Family First’s Senator Bob Day resigns (for real this time)

Bob Day

Family First Senator Bob Day has officially resigned from parliament.

The conservative senator from South Australia announced his resignation a fortnight ago when his building business collapsed leaving hundred’s of families with partially built homes.

The Senator later indicated that he’d be delaying his resignation so that he could stay on in the senate to vote in support of the government’s Australian Building and Construction Commission legislation and the government’s plans for a plebiscite on marriage equality.

Today the embattled senator has handed in his resignation and will be stepping down immediately.

In a statement Senator Day said despite his company receiving a number of offers to help it get back on its feet, they had not been able to put a deal together to rescue the organisation.

“While a number of offers for various parts of the Home Australia business have been received, the major investor who has been examining the group’s portfolio of assets over the past fortnight, has decided not to proceed,” Seantor Say said.
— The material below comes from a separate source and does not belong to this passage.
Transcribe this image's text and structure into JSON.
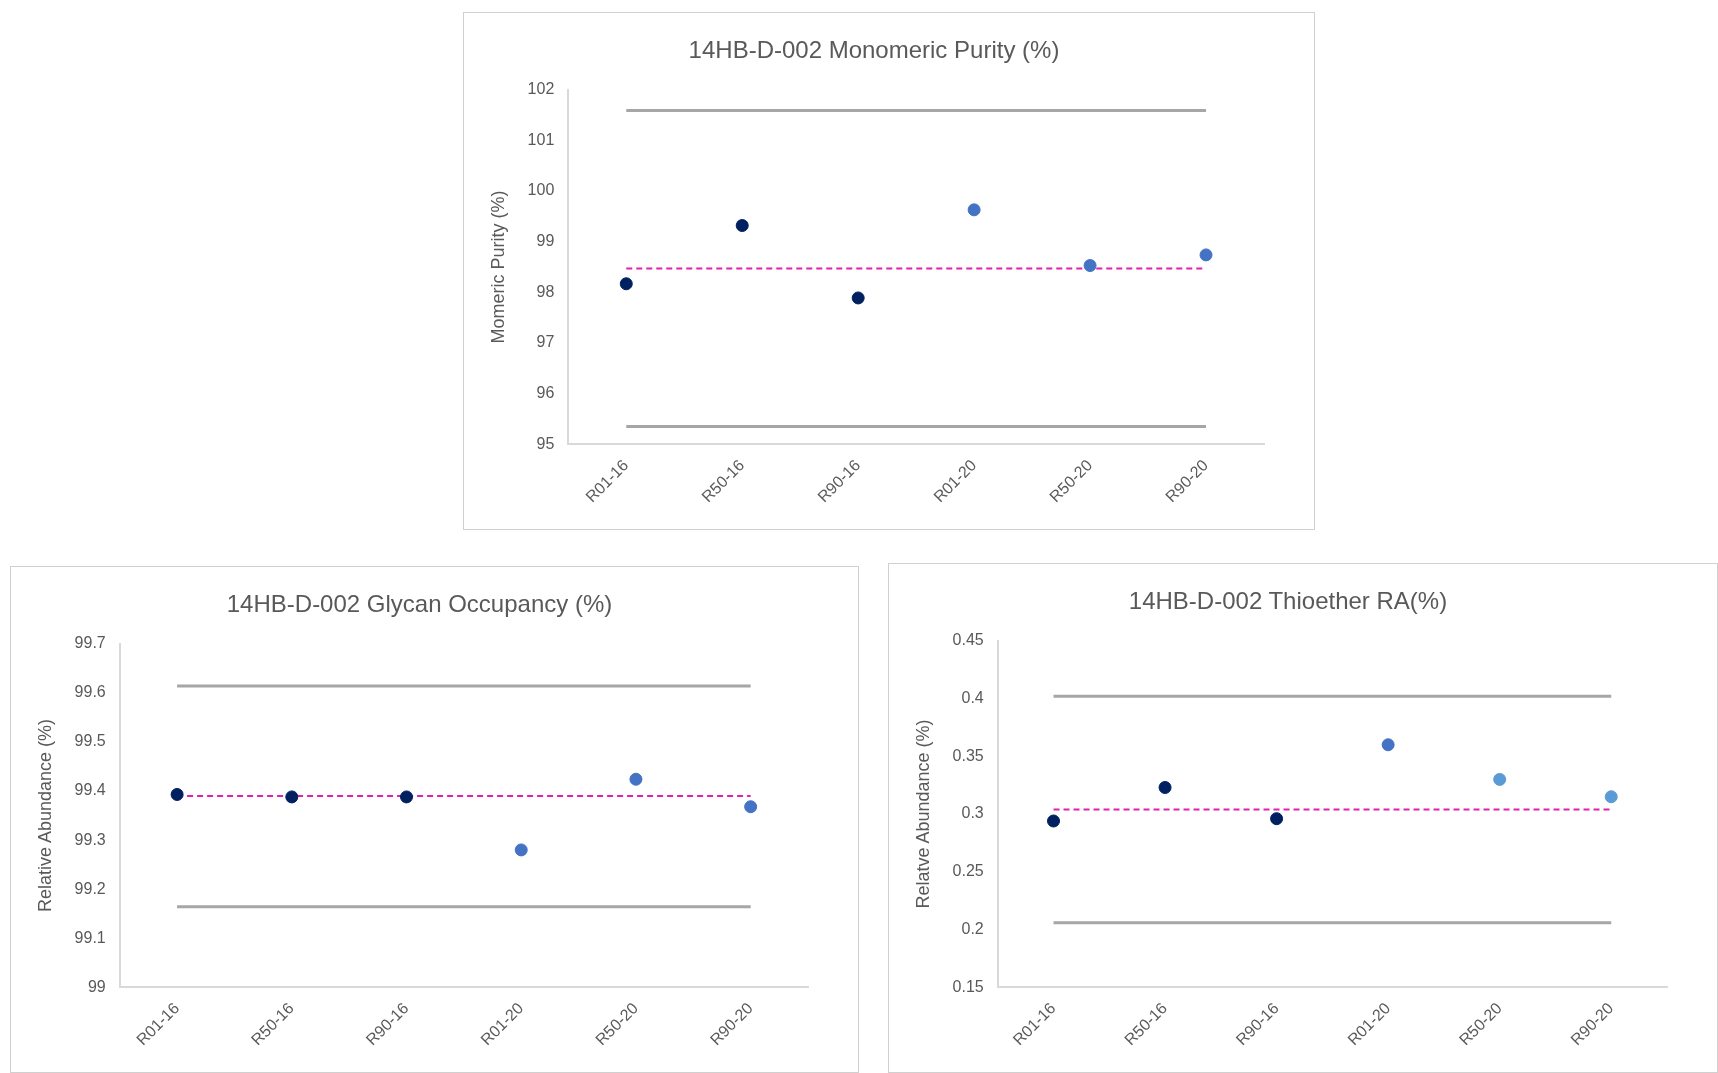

“Accordingly, I have today tendered my resignation to the president of the Senate effective immediately. It has been an honour and a privilege to serve as a senator for South Australia and I am sorry it has ended this way.”
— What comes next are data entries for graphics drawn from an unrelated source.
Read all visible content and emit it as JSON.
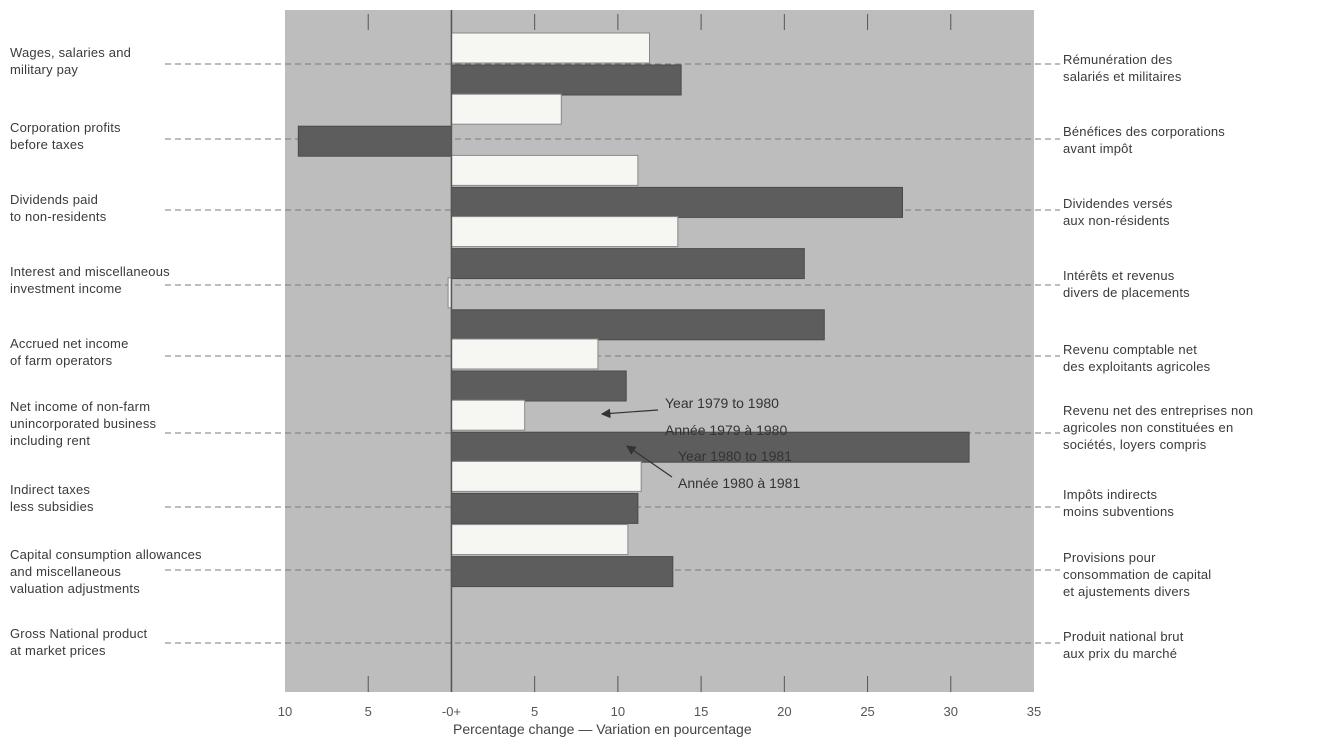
{
  "chart_data": {
    "type": "bar",
    "orientation": "horizontal",
    "xlabel": "Percentage change — Variation en pourcentage",
    "xlim": [
      -10,
      35
    ],
    "x_ticks": [
      -10,
      -5,
      0,
      5,
      10,
      15,
      20,
      25,
      30,
      35
    ],
    "x_tick_labels": [
      "10",
      "5",
      "-0+",
      "5",
      "10",
      "15",
      "20",
      "25",
      "30",
      "35"
    ],
    "categories": [
      {
        "en": "Wages, salaries and\nmilitary pay",
        "fr": "Rémunération des\nsalariés et militaires"
      },
      {
        "en": "Corporation profits\nbefore taxes",
        "fr": "Bénéfices des corporations\navant impôt"
      },
      {
        "en": "Dividends paid\nto non-residents",
        "fr": "Dividendes versés\naux non-résidents"
      },
      {
        "en": "Interest and miscellaneous\ninvestment income",
        "fr": "Intérêts et revenus\ndivers de placements"
      },
      {
        "en": "Accrued net income\nof farm operators",
        "fr": "Revenu comptable net\ndes exploitants agricoles"
      },
      {
        "en": "Net income of non-farm\nunincorporated business\nincluding rent",
        "fr": "Revenu net des entreprises non\nagricoles non constituées en\nsociétés, loyers compris"
      },
      {
        "en": "Indirect taxes\nless subsidies",
        "fr": "Impôts indirects\nmoins subventions"
      },
      {
        "en": "Capital consumption allowances\nand miscellaneous\nvaluation adjustments",
        "fr": "Provisions pour\nconsommation de capital\net ajustements divers"
      },
      {
        "en": "Gross National product\nat market prices",
        "fr": "Produit national brut\naux prix du marché"
      }
    ],
    "series": [
      {
        "name": "Year 1979 to 1980",
        "name_fr": "Année 1979 à 1980",
        "color": "#f6f6f2",
        "values": [
          11.9,
          6.6,
          11.2,
          13.6,
          -0.2,
          8.8,
          4.4,
          11.4,
          10.6
        ]
      },
      {
        "name": "Year 1980 to 1981",
        "name_fr": "Année 1980 à 1981",
        "color": "#5d5d5d",
        "values": [
          13.8,
          -9.2,
          27.1,
          21.2,
          22.4,
          10.5,
          31.1,
          11.2,
          13.3
        ]
      }
    ],
    "plot_background": "#bdbdbd",
    "frame_color": "#ffffff",
    "grid": false
  }
}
A replacement Senator will now have to be appointed by the South Australian parliament. South Australian Premier Jay Weatherill has promised to ensure that the process is completed as quickly as possible.

During his time in parliament Senator Day had been an outspoken opponent of marriage equality.

Speaking against a tabled marriage equality bill earlier this year, the Senator decried gay men as unable to maintain a monogamous relationship.

“In places where gay people, typically men, have been able to form recognised unions, they do not necessarily equate their commitment to monogamy,” Senator Day said in March.

“The term ‘monogamish’—monogamy as a kind of ‘monogamish’—has now been coined, a sort of ‘open marriage’—a tautology if ever I heard one in this brave new world—as they feel a restriction to one partner is unrealistic and unnatural.”

Senator Day was first elected to the Senate at the 2013 election and he was returned for a second term at this years double dissolution election.